*Reader discretion advised
Have you ever had that gut wrenching feeling that eyes are on you? A feeling that you need to move on and be quick about it? I will never forget the sensation I experienced as a seven year old in Sheepland.
I could never put my finger on why, there was just something very ominous about this section of road. I never wanted to be alone on it, I always cycled faster here to get away from the bad sensations. My great grandmother was from a farm just around the corner but even that didn't evoke warm sentiment. It was about age 25, I discovered the reason why; it chilled me to the bone.
For this next section I will quote directly from my great-great-great-great uncle Dr.

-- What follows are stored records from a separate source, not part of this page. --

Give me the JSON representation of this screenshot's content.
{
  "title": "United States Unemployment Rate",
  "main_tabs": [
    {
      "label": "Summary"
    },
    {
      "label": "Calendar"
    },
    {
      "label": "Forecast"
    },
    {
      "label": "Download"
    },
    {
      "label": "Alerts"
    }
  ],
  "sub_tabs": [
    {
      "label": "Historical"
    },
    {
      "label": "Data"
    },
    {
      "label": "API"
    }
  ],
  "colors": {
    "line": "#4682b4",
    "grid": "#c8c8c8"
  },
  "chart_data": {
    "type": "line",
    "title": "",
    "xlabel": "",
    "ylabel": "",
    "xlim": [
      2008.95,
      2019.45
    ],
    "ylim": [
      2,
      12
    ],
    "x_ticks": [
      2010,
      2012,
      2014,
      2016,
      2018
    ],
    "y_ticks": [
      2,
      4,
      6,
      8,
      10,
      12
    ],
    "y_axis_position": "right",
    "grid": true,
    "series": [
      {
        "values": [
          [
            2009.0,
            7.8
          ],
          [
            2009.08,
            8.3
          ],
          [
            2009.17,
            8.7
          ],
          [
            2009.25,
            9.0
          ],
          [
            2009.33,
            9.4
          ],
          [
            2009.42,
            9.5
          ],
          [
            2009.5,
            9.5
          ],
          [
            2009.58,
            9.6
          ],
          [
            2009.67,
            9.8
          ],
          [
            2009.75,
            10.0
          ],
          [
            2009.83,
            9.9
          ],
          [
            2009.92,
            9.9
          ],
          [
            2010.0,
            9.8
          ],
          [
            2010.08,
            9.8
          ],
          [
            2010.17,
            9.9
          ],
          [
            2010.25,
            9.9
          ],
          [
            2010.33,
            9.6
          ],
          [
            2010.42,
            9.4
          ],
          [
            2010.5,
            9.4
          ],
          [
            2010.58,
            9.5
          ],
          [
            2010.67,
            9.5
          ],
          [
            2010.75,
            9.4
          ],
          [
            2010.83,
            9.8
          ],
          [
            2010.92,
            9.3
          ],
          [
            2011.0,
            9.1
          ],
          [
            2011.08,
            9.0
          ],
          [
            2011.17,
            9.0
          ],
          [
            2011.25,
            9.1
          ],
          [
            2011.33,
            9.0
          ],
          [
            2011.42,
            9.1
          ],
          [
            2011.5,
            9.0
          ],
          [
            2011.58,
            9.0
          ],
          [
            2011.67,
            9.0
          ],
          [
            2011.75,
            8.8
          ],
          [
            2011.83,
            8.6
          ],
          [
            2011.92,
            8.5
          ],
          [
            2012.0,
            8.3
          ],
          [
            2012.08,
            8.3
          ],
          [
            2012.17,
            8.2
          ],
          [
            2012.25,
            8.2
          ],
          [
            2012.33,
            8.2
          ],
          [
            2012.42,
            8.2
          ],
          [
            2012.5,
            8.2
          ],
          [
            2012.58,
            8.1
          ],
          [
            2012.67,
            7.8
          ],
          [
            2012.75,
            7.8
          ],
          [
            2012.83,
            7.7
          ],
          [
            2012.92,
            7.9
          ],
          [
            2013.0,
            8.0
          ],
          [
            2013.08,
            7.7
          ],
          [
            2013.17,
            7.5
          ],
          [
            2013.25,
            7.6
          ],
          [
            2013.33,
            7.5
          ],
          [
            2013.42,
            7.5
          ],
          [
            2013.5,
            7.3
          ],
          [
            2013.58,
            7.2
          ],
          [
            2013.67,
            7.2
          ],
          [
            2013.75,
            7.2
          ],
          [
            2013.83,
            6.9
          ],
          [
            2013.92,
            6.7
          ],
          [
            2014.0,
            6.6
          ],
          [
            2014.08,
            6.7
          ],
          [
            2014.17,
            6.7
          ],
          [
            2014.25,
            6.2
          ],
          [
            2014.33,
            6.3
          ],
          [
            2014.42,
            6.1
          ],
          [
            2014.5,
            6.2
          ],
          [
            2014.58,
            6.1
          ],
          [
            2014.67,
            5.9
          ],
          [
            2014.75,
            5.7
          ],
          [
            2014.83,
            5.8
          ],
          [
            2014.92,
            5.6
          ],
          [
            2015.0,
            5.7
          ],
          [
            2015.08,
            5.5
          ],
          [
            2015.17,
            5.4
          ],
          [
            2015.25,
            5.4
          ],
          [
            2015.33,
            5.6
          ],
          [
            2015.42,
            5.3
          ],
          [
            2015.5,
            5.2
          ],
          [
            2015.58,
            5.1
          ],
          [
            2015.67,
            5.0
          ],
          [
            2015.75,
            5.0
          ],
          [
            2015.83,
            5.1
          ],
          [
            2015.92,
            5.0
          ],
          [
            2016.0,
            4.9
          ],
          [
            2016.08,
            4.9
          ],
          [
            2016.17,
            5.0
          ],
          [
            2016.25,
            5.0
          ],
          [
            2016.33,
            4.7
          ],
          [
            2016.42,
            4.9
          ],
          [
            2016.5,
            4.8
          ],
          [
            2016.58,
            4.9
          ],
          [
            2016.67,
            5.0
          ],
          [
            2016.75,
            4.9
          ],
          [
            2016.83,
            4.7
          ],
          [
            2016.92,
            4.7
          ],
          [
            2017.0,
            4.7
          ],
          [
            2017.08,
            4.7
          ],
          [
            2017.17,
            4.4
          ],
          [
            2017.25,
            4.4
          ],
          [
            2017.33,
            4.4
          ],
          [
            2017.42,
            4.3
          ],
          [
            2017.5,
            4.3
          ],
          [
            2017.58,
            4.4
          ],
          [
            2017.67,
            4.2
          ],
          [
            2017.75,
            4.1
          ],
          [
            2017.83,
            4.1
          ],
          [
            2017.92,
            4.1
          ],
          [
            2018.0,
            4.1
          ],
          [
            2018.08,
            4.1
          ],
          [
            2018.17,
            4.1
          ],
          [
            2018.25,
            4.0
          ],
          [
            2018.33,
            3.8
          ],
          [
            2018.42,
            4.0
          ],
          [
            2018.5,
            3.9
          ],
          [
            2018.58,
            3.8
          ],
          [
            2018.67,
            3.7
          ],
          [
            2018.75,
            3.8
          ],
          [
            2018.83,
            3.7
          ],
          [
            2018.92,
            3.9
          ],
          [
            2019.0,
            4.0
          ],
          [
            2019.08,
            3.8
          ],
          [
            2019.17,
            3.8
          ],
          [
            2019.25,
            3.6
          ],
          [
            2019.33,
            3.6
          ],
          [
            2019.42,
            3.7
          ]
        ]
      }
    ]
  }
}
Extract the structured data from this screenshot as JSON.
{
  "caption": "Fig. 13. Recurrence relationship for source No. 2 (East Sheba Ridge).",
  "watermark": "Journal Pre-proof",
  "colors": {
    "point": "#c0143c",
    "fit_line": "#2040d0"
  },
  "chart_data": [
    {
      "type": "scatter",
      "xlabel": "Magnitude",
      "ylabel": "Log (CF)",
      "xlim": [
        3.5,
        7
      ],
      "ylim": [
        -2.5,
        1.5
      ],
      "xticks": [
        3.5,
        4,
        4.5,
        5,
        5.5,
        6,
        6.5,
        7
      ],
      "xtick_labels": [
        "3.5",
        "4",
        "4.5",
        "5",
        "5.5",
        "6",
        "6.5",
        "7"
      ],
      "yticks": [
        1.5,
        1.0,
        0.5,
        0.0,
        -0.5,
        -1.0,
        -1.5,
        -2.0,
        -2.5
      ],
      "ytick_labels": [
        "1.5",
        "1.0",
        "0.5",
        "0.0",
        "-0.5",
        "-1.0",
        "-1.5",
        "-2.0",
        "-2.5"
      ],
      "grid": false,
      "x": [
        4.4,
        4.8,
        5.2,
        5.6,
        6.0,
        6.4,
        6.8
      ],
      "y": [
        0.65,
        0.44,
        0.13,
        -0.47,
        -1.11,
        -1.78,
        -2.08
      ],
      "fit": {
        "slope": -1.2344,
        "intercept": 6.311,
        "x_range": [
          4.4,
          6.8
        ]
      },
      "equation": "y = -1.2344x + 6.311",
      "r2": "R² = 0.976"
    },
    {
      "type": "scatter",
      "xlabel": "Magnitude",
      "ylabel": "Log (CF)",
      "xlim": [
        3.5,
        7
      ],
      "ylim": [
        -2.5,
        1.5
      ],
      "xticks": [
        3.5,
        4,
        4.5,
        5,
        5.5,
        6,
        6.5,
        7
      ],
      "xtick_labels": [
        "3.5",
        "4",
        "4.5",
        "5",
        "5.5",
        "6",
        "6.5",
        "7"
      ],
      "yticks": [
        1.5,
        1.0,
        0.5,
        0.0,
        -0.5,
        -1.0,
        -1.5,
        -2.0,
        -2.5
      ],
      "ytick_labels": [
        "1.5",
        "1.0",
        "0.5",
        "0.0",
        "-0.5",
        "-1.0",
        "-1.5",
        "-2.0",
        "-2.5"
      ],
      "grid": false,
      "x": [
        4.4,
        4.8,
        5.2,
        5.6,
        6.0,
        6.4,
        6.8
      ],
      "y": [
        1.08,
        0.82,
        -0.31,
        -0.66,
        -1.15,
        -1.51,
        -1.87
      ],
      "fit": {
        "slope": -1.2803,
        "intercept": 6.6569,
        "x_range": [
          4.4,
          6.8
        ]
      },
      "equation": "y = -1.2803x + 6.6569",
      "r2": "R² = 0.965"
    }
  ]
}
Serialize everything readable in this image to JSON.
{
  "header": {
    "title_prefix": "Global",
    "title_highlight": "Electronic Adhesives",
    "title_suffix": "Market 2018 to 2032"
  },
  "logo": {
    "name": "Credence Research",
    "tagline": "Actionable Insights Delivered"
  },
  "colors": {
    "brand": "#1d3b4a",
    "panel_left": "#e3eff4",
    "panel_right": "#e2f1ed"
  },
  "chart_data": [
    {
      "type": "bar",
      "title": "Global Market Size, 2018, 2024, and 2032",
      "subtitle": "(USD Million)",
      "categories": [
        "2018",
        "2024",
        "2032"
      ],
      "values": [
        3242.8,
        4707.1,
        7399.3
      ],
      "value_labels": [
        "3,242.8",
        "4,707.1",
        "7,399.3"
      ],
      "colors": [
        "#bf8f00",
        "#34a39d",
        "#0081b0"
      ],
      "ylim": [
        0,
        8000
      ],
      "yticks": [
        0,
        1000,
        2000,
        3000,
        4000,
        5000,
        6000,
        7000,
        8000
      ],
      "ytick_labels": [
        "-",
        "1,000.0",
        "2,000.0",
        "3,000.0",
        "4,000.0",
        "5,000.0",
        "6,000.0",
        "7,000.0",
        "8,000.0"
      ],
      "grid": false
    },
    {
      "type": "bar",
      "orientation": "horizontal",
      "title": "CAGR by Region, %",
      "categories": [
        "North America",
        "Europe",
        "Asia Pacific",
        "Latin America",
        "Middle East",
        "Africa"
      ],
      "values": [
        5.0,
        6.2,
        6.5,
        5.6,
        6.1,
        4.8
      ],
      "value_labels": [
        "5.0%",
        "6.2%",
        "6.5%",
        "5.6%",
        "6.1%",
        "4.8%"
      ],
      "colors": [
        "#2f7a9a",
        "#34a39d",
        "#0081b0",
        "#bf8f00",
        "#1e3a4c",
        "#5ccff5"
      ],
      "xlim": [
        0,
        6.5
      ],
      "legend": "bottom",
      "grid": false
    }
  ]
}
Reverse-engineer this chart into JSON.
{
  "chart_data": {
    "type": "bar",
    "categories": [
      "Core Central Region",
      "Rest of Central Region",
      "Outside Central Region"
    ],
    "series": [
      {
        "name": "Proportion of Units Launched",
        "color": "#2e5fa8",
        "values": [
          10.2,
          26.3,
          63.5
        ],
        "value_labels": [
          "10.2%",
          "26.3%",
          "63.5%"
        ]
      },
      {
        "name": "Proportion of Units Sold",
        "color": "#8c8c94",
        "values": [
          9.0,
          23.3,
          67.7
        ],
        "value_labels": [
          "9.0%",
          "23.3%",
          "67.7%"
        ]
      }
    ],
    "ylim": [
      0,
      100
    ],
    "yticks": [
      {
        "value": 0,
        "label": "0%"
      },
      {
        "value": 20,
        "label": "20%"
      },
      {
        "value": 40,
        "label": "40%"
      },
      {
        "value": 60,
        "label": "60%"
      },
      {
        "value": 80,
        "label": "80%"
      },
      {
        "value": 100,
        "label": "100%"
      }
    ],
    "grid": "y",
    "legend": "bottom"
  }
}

William Hamilton Smyth who wrote the Ordnance Survey Memoirs:
The Methodists were once numerous in this parish, which is remarkably connected with the rise and progress of that sect, as it was at a place called Ringawiddy they held their first meeting, from whence their meetings and principles and mode of worship were diffused over the country. At that period and for some years after, the minds of the people were kept in a state of continual agitation by the supposed miracles performed, the appearances of angels, visions, etc.; people falling into swoons and some into fits. Their numbers are on the decrease, their zeal much abated and the extravagances cited above have entirely ceased.
In the 1770s there was a radical preacher in the area called Rev. Edward Smyth, he was a great friend of John Wesley. The priest too, Rev. Daniel Clinton, a local man, was convinced by him. The parishioners were upset by this and they, for reasons unknown, went to his house one night and put a sack on the chimney and nailed the door shut. Rev. Clinton was unable to escape and suffocated to death. His house was on this stretch of the road!
As I recanted this story to a group on a walk with me in 2022, a local woman, Margaret, filled in the rest of the horrifying detail. The ruins were famous for a phenomena known as the Will of the Wisp. Sparks of light would emanate from the ruins and land nearby in the hope of luring an unsuspecting person to their doom. Margaret explained to me, the wisps only ever landed on Clinton land.
Despite my great grandmother being a member of that family, they were always distant: kept themselves to themselves. Chillingly, it was explained to me that they had been socially ostracised as it was believed they had let one of their own die.
I dedicate this post to the memory of Rev. Daniel Clinton, may his soul rest in peace.